Riennahera

Riennahera

O mnie

Jestem kobietą po trzydziestce. Od wielu lat mieszkam w Wielkiej Brytanii. Mam męża, dzieci i czasem depresję. Marzę o wydaniu mojej książki o elfach i żeby jak najczęściej czuć się dobrze z sobą. Czasem nawet się udaje.

Skąd się wzięłam?

Pochodzę z Gdańska. W 2006 roku wyjechałam na studia do Szkocji, na University of Glasgow studiowałam historię i Film and Television Studies, zrobiłam też magisterkę z Medieval and Renaissance Studies. Tam dowiedziałam się, że Szkocja to najwspanialsze miejsce na świecie, Luke Skywalker jest wrogiem proletariatu oraz który średniowieczny dwór był najlepszy (burgundzki – nie musisz dziękować). 
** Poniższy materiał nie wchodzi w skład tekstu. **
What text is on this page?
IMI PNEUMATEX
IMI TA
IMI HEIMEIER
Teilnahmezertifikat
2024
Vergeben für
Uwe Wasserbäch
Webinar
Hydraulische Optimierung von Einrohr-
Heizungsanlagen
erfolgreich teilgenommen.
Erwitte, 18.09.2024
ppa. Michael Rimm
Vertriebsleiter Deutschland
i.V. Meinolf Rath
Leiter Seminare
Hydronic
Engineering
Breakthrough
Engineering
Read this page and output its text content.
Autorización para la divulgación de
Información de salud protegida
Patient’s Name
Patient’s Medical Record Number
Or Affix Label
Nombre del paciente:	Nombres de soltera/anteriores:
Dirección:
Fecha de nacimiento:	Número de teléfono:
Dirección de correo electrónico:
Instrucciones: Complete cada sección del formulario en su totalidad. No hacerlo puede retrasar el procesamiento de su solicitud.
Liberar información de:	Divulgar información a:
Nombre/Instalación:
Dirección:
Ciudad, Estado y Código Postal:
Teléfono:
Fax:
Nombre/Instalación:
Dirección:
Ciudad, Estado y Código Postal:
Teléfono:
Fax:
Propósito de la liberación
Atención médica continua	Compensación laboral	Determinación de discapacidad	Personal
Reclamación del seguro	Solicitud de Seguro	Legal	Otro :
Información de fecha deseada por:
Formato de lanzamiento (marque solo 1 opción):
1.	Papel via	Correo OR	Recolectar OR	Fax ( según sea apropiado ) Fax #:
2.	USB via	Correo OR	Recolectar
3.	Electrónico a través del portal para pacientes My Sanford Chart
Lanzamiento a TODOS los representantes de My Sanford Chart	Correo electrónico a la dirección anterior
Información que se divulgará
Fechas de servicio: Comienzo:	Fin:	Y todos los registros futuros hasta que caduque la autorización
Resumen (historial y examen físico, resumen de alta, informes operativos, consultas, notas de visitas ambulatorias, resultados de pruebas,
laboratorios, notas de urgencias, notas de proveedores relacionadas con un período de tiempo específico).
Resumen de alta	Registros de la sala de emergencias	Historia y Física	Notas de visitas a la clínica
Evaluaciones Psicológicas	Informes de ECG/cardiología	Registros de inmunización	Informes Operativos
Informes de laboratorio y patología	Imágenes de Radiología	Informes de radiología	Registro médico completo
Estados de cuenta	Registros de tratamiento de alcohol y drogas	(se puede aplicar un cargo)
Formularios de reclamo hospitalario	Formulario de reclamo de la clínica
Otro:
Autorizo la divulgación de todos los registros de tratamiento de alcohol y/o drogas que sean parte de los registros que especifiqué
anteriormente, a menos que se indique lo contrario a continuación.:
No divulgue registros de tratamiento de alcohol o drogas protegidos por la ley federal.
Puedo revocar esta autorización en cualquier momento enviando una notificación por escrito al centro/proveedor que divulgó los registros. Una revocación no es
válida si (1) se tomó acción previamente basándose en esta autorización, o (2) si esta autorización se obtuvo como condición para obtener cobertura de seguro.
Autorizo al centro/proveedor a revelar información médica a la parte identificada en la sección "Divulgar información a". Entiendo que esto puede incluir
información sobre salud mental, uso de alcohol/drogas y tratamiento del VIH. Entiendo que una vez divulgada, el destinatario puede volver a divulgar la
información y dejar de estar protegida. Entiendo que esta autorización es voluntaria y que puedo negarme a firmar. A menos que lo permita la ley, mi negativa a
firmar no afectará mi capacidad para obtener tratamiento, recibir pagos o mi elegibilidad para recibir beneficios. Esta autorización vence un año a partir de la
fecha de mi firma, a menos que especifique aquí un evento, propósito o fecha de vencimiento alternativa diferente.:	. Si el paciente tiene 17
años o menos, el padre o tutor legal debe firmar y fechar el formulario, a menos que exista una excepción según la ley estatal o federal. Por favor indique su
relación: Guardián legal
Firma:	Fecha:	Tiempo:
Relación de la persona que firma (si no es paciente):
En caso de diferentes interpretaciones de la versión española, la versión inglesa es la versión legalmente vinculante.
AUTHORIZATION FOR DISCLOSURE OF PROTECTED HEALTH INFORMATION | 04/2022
Spędziłam dwa lata w będącym rzekomo perłą w koronie Anglii hrabstwie Surrey, gdzie zrozumiałam, dlaczego w „Emmie” Jane Austen nic się nie dzieje (bo mieszkała w Surrey – nie musisz dziękować). W 2013 roku przeprowadziłam się do Londynu, który choć nie jest tak wspaniały jak Szkocja, to jest moim miejscem na ziemi. W międzyczasie pracowałam, wyszłam za mąż i urodziłam dziecko. I oto jestem.

Ten blog zaczęłam prowadzić w 2008 jako szafiarka. Tak jak uwielbiam ubrania i zabawę w kreowanie postaci dzięki nim, tak większym powodzeniem cieszyły się tu zawsze moje teksty. Te zabawne, te zgryźliwe, te osobiste. Rzuciłam więc próby tworzenia (lub powielania…) trendów i skupiłam się na pisaniu. I tak sobie piszę.

Po co piszę?

Bo pomaga mi to zrozumieć świat. Bo pomaga mi to analizować moje emocje. Pielęgnować to co dobre i odrzucać co złe. Zmieniać się. Bo dzięki pisaniu poznałam wiele z najważniejszych osób w moim życiu. Bo kiedy myślę, że to co robię jest bez sensu, spotykam kogoś albo dostaję wiadomość i dowiaduję się, że dzięki mnie ktoś poszedł do lekarza z depresją lub ktoś zmienił coś w swoim życiu. Piszę, bo „wiele osób desperacko potrzebuje usłyszeć tę wiadomość: Czuję i myślę w dużym stopniu tak jak ty, zależy mi na wielu rzeczach, na których tobie zależy, choć większości osób na nich nie zależy. Nie jesteś sam.” (Kurt Vonnegut)

Jestem introwertyczką, pesymistką, nieśmiała, mam duży nos, słabo ogarniam dom i tak dalej. I jakoś żyję. I wcale nie muszę być inna, perfekcyjna, żeby być szczęśliwą. Ty też nie.